Will Schmenner, Block Cinema Interim Curator, in conversation with Harvey Young, Northwestern University Associate Professor of Theatre.

 

Un condamné à mort s'est échappé (A Man Escaped)

Thursday, May 28, 2015 7:00 PM
(Robert Bresson, 1956, France, 35mm, 99 min.)

Bresson loosely adapted this thriller from the memoirs of André Devigny, a French resistance fighter held in a German prison during World War II. One of the masterpieces of this unrivaled director, Bresson strikingly mixes the tedium of jail with the nail-biting suspense of the preparations for escape. At every turn, this darkly Catholic film wonders aloud whether the dumb luck also needed to attain freedom comes by chance or by the grace of God. This is perhaps the only film about death row that throws away all questions of guilt and asks, what does it mean to be saved from certain death?

 

The Passion of Joan of Arc

Thursday, June 4, 2015 7:00 PM
(Carl Theodor Dreyer, 1928, France, 35mm, 82 min.)

On trial for heresy, Joan of Arc’s captors use interrogation, torture, and death threats to force her to sign a confession. Dreyer’s 1928 restaging of the trial of Joan of Arc is famous for its exquisite cinematography, specifically its use of closeups.

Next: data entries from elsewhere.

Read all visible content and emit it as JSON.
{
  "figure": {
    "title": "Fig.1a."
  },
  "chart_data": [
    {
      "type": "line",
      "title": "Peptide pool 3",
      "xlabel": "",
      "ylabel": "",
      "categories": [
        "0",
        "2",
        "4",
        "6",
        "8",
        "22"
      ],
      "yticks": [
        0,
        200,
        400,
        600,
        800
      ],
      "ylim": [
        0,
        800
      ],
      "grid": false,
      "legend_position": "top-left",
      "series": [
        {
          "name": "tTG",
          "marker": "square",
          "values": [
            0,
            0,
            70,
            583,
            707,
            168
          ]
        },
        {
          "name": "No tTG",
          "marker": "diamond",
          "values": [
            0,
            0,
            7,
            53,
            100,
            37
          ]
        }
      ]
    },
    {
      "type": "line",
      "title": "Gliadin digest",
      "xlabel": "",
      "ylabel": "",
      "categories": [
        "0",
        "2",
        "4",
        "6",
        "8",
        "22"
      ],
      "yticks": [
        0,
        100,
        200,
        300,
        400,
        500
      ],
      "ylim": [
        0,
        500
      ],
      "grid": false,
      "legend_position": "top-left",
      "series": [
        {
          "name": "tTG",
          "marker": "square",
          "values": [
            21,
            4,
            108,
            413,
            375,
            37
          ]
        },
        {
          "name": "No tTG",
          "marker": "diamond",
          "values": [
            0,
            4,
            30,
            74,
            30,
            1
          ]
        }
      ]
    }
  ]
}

It is a testament to the beauty and power of the human face. The Passion of Joan of Arc, like other films in this series, portrays the suffering and helplessness of victims abused by power. The film itself suffered from cuts by the government and the Archbishop of France. Dreyer’s original version was only available in a truncated form until the 1980s when a complete print was discovered.

Print courtesy of the Academy Film Archive. Live musical accompaniment by David Drazin.